Sunday, 23 March 2014

The Ramblings of a Insane Mum!

Sunday 23rd March
(and a little bit of very early Monday)

The very first of my insane ramblings 'Welcome' and after reading this you may think I'm nuts and never look at this blog again but if you do decide to check back and follow along I  hope you enjoy the crazy ride that is our life!

Of course the reason this mum is insane is because of the kids lol.. your emotions become bipolar Aaaah.. The unknown side effects of having kid's.
The things that no one tells you till its too late like:
By the end of the day you are ready to pull your hair out till they finally fall asleep and you look at them and think how cute perfect and gorgeous they are.. well till they wake up again! Then you have to stop yourself from killing them till they fall asleep again (Everyone thinks that that's when you get some sanity back, but is it really?? LOL)
I am sure there is many more I could list and probably will later in 'ramblings of a insane mum' but the ones that I want to talk about now ARE the reason I am writing this now.
My personal weird, crazy, completely unexpected side effects of having kids.

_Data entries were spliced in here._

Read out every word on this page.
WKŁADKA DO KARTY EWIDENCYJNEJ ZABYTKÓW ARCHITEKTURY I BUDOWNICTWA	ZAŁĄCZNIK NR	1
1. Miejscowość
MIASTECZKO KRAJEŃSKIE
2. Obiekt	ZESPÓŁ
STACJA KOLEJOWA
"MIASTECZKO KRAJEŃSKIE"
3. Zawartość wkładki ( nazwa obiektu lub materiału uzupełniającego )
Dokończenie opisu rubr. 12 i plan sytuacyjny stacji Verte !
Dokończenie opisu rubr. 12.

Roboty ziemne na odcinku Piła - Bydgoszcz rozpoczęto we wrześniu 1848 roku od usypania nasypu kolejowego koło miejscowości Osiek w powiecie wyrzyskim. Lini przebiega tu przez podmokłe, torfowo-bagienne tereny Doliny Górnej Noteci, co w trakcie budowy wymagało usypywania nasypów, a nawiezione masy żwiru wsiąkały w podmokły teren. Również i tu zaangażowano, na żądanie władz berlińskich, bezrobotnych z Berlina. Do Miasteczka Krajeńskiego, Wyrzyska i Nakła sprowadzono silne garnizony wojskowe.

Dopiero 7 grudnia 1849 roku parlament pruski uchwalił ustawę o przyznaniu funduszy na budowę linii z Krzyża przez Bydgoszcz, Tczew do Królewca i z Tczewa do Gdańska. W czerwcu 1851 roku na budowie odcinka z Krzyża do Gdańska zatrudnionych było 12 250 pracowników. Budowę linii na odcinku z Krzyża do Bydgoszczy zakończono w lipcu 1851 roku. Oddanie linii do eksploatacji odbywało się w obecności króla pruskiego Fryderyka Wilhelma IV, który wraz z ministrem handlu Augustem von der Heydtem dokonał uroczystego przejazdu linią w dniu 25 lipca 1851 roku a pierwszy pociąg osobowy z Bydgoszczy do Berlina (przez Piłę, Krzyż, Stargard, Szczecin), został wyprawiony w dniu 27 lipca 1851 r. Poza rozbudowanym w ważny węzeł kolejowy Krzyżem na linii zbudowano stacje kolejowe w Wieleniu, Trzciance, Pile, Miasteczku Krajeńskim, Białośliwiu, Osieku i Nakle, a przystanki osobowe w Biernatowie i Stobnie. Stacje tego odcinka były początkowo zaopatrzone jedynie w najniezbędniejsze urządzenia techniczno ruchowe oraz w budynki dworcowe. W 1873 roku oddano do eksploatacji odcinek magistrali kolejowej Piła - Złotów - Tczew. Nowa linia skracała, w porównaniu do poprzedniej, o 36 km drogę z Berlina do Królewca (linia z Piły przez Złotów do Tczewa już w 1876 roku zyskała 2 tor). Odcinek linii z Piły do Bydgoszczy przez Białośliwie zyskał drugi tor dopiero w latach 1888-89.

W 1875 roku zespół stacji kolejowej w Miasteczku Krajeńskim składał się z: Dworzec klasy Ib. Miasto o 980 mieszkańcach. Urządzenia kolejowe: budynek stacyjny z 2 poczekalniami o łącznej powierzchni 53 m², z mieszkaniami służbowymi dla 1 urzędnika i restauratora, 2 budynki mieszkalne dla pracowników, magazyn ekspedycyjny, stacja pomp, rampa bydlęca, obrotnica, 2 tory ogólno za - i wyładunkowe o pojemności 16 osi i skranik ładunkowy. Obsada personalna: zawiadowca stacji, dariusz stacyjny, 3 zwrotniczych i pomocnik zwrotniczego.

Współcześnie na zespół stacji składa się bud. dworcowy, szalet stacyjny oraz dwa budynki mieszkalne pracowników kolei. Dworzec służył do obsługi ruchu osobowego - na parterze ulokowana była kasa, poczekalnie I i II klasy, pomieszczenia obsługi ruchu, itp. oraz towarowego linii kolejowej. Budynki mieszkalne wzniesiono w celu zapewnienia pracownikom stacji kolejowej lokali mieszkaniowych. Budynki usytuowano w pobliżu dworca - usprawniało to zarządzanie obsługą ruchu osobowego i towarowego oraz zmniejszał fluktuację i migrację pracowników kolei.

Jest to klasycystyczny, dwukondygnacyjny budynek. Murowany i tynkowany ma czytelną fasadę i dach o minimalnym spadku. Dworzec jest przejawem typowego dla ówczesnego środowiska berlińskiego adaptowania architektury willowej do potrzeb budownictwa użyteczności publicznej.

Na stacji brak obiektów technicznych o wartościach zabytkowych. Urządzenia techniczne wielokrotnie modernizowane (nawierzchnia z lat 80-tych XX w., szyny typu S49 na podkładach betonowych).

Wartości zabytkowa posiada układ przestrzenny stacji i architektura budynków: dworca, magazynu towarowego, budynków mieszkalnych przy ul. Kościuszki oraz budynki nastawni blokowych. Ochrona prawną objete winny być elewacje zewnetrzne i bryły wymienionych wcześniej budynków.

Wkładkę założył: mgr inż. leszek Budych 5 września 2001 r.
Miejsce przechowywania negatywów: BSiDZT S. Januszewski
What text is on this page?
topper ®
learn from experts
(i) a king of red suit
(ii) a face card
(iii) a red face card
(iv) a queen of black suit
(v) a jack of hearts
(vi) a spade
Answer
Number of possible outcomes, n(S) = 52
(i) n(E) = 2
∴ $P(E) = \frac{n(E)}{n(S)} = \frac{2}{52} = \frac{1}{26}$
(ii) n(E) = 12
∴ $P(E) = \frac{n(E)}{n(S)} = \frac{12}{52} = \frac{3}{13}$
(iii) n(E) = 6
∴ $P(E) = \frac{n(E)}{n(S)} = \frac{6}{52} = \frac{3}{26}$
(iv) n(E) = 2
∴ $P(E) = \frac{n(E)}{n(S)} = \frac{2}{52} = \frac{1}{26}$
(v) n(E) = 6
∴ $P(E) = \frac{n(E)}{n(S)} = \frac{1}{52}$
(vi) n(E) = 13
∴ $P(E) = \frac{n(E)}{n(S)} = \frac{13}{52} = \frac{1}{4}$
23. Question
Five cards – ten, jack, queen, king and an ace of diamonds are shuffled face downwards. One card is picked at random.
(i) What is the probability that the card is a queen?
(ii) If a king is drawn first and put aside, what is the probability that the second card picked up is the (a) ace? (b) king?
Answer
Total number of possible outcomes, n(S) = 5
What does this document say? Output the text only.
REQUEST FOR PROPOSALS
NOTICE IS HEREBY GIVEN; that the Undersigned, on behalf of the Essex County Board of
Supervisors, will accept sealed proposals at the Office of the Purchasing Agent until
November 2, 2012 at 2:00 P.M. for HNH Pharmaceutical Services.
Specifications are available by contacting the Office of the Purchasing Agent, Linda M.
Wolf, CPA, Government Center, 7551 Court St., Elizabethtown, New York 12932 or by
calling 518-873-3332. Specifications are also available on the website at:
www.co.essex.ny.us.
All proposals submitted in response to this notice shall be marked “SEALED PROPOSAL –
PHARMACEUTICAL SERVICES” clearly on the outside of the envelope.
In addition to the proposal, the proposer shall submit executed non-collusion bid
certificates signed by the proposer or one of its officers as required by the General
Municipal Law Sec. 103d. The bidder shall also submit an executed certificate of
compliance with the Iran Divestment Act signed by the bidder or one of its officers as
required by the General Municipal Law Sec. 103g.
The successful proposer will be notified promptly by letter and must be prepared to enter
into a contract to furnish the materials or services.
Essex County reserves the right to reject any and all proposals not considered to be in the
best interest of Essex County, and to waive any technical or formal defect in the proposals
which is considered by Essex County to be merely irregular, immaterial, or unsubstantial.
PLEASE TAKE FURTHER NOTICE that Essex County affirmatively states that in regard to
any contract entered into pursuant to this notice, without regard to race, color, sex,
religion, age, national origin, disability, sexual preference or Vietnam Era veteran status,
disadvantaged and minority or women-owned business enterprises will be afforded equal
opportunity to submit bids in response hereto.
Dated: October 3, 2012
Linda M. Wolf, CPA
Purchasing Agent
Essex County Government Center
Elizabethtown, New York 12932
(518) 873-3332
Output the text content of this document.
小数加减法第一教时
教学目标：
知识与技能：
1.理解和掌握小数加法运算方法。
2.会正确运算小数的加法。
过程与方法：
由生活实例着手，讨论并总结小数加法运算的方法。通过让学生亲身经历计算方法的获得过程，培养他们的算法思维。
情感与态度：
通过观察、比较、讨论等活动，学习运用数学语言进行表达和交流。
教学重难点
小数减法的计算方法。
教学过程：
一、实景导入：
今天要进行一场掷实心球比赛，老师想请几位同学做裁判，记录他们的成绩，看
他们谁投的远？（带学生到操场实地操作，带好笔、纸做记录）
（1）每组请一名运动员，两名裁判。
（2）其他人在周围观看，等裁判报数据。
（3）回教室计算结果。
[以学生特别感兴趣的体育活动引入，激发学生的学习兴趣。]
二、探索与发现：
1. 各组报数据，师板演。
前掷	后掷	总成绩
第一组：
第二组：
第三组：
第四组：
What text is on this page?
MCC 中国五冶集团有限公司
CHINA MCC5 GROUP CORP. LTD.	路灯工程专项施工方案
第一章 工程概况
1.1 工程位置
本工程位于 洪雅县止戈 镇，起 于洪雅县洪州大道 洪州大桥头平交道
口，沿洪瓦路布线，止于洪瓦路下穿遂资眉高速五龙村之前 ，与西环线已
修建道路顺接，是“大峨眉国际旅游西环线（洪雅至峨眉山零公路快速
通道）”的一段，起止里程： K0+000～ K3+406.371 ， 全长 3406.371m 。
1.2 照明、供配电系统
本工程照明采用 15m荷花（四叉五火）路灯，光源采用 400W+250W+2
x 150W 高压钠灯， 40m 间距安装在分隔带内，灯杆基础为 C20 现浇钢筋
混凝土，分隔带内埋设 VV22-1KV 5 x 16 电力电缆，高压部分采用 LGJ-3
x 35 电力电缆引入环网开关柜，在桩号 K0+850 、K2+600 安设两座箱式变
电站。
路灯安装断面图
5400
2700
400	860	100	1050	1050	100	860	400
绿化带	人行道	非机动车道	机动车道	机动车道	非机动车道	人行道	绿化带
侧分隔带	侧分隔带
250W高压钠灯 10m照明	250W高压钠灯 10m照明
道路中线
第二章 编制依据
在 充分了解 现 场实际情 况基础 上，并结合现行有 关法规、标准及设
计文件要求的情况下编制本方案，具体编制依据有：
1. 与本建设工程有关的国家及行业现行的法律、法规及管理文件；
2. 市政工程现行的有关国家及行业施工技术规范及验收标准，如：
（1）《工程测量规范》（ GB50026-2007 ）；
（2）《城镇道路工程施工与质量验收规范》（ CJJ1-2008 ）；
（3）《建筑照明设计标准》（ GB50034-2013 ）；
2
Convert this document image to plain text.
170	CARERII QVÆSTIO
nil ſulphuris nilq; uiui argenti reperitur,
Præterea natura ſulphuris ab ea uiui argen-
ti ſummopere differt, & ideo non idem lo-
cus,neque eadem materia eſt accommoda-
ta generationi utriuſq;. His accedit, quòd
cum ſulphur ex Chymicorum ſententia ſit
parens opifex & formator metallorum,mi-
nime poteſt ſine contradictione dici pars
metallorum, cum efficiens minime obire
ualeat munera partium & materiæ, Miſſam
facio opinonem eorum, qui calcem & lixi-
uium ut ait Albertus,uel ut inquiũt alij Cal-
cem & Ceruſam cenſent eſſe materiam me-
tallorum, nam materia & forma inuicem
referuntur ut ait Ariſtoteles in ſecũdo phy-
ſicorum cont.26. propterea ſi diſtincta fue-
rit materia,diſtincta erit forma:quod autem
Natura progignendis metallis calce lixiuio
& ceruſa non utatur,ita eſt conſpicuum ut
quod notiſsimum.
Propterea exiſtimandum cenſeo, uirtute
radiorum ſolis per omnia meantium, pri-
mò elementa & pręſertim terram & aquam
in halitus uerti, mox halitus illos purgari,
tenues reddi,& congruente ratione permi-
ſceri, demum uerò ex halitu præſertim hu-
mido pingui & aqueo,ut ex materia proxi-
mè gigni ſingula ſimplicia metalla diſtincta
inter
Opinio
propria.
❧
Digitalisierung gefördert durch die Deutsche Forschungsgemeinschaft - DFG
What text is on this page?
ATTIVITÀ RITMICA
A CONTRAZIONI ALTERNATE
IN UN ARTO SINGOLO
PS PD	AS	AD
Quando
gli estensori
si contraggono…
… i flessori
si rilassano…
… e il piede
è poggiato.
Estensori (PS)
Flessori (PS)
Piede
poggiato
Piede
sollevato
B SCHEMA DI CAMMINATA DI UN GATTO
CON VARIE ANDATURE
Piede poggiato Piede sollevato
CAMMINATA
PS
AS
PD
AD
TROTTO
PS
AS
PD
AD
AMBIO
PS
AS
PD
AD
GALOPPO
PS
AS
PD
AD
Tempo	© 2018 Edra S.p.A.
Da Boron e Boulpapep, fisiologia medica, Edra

The first one came with Leila, INSPIRATION.
I have always loved art and craft... painting, drawing, building, sewing ect.  But when I had Leila it intensified and my creative juices flowed more and more I built more things, I painted more, I re purposed furniture, sewed and much, much more. I was inspired so many more things and when I noticed something I would like to have I thought 'I can make that and this is how' and that was it would set out and design whatever it was and do it! Somethings where added to a list as I just didn't have the supplies and unfortunately some never became finished (or started) due to lack of avaliable alone time (another side effect of having kid's that no one tells you about :P)
As time continues on my inspiration just intensifies more and more and we are able to create together! And the time I do get alone I greatly enjoy continuing on with my 'side effect'

The second one came with Amelia, Expression.
I have NEVER been able to verbally express myself properly and I mean NEVER!
Yes I could use painting, drawing or sketching as a tool to express how I was feeling but I couldn't say it.. that is until now it wasn't that I was to scared to speak my mind, it was just that I didn't have the 'words' to do it.
(And i guess I'll admit that AJ has also helped me with this too, as we have in depth conversations and seem to be on the same mental wavlength, well most of the time. hehe. Plus you need an adult to talk to, to really be able to expand your emotional mind verbally and thankfully I found that wonderfully supportive, non judgmental person that I can express my opinion to! But once again that is another story for another time in my insane ramblings)
I was able to put my thoughts down in writing, well somewhat. I wasn't very good at it and didn't really enjoy it as I still couldn't manage to find the right words. But now not only am I able to verbally express myself but I can now write too and not only that but I want to and enjoy it!
I read other blogs, books and websites and it makes me want to tell others about my experiences and expressions too and share with the world my ideas, crafts and family! I now enjoy telling my story and knowing the history will be there for the kids to read when they are older. This 'side effect' is helping me to expand this blog and our life journal.
I really feel I have the 'side effect' caused by Amelia to thank for that!

The last 'side effect' was caused by Naite. I wasn't pregnant with Naite of course so it didn't come to me the same way and maybe all the other 'side effects' are caused the same as this one a mirror image, vibration or wave length, whatever you would like to call it, of a passion that the child has where you feed off/fuel each other to go further.. only time will tell though really.
And that little paragraph there is a slight excerpt of the 'side effect' Naite has given me.. QUESTIONING
I find I want to know more. I want to read, learn and investigate more and more.. I want to expand my mind and self by thinking outside of the box. I have always loved to read but now I find myself reading more the ever! (Well when I can)
This 'side effect' makes me want to open up my mind and makes me believe that we can do and are capable of soooo much more! The possibilities seem endless. It is also causing me to want to learn more to share and teach more. (even if it is slightly scattered brained another 'side effect' no one tells you about)

All these 'side effects' especially combined (along with the kids I guess :P) I really, really am enjoying and I can't wait to see where they take me, the adventures they take our family on and if you are actually reading along to my insane ramblings (maybe your insane too) sharing them with you!